Whitney Houston’s death was as a shock for me, as it was for all of her fans. A friend called from Richmond, Va., to alert me to the breaking news.

Houston’s voice stopped listeners in their tracks. Her three-octave voice, when at its high pitch, even the angels gave a listen. Her gospel timbre touched souls, and she could belt out soul and swing in high pop fashion.

Houston was a diva whose impeccable voice immediately inked her a place in R&B and pop history beginning in the 1980s. Her vocal skills placed her in the same category as Aretha Franklin, Chaka Khan, Etta James and Dionne Warwick, her cousin.

Her rendition of the “Star-Spangled Banner” during the 1991 XXV Super Bowl was so spectacular it was released as a single and eventually became a platinum hit. Ironically, many began listening to this national anthem as they would any pop hit, but that is the singing power Houston possessed, her infused gospel adding a unique flavor.

She infused the same soulfulness Ray Charles added to “America, the Beautiful,” and who would have ever thought that one would never get tired of listening to these to national songs? Both songs are rather difficult to sing, as many vocalists have attested, but Houston and Charles brought a flawless flair, raising the bar for vocalists who attempt to sing them in stadiums throughout the country for years to come.

Great singers leave their signature on any song they sing. This was Houston’s talent. When Clive Davis, her mentor and record executive at Arista Records, first introduced her on “The Merv Griffin Show” in 1985, she amazed the audience with her rendition of “Home.” At that moment, everyone knew a great new singer had hit the universe.

New Yorkers saw Houston as their local home girl-living a stone’s throw away in New Jersey-who became a musical icon. Not surprising since she was surrounded by great singers, including her mother, Cissy Houston; her cousins Dionne and Dee Dee Warwick; and her godmother, Franklin, “the Queen of Soul.”

Her album, self-titled “Whitney Houston,” was released in 1985. This debut included three No. 1 singles: “Saving All My Love for You,” “How Will I Know” and “The Greatest Love of All.” In the 1990s, her cover of Khan’s “I’m Every Woman” became an anthem for women all over the world.

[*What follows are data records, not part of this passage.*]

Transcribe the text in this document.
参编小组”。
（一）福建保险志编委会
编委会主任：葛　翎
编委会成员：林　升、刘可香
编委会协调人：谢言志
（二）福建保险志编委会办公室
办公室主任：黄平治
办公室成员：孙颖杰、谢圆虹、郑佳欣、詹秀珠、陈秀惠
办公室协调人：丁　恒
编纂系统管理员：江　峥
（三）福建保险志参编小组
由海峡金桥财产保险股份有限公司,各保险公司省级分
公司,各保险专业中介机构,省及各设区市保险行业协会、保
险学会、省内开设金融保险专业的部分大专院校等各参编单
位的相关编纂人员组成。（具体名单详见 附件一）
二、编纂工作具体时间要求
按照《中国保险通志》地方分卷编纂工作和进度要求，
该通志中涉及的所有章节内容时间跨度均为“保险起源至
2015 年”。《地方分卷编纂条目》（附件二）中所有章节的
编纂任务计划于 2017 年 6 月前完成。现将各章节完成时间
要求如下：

With such an astounding voice, it is no wonder that Houston was the only artist to chart seven consecutive No. 1 Billboard Hot 100 hits: “Saving All My Love for You,” “How Will I Know,” “Greatest Love of All,” “I Wanna Dance with Somebody (Who Loves Me),” “Didn’t We Almost Have It All,” “So Emotional” and “Where Do Broken Hearts Go.”

Behind Elton John, she was the second artist and the only female artist to have two No. 1 Billboard 200 Album awards (formerly the “Top Pop Album”) on the Billboard magazine year-end charts.

Aside from her music, Houston will be remembered for her bubbling personality and big smile. She leaves behind a staggering wealth of music for inspiration and listening pleasure to generations to come.

Randy Weston African Rhythms Orchestra will celebrate James Reese Europe and the Harlem Hellfighters on Saturday, Feb. 25 at the Tribeca Performing Arts Center/Borough of Manhattan Community College, 199 Chambers St., at 8 p.m.

Internationally renowned pianist, composer and bandleader Randy Weston will celebrate the music of Europe, a finale to the month celebrating the Harlem Hellfighters.

African Rhythms Orchestra will include saxophonist T.K. Blue, percussionist Neil Clarke, bassist Alex Blake, tuba player Howard Johnson, drummer Vincent Ector, Ayodele Ankhtawi Maakheru on banjo and trombonist Robert Trowers.

Lt. Europe, of the 369th Infantry Regiment, was an American ragtime and early jazz bandleader, arranger and composer. In 1918, Europe made military and music history by being the first African-American to lead troops into battle during World War I and to spread jazz throughout continental Europe.

In 1910, Reese organized the Clef Club, a society for African-Americans in the music industry. In 1912, the club made history when it played a concert at Carnegie Hall for the benefit of the Colored Music Settlement School. The Clef Club Orchestra was the first band to play jazz at Carnegie Hall. It is difficult to overstate the importance of that event in the history of jazz, as it was 12 years before the Paul Whiteman and George Gershwin concert at Aeolian Hall and 26 years before Benny Goodman’s famed concert at Carnegie Hall.

The Clef Club played music written solely by Black composers, including Harry T. Burleigh and Samuel Coleridge-Taylor. Reese’s orchestra also included Will Marion Cook, who had not been in Carnegie Hall since his own performance as a solo violinist in 1896.

Europe created the New Amsterdam Musical Association in 1904. It was founded at the time the American Federation of Musicians Local 310 (now Local 802) did not admit minority musicians. It is the oldest Black musical organization in the country, located and still operating at its original address, 107 W. 130th St. in Harlem.

Weston will be playing original tunes as well as compositions by Europe, who died in 1919. Tickets are $35 to $55.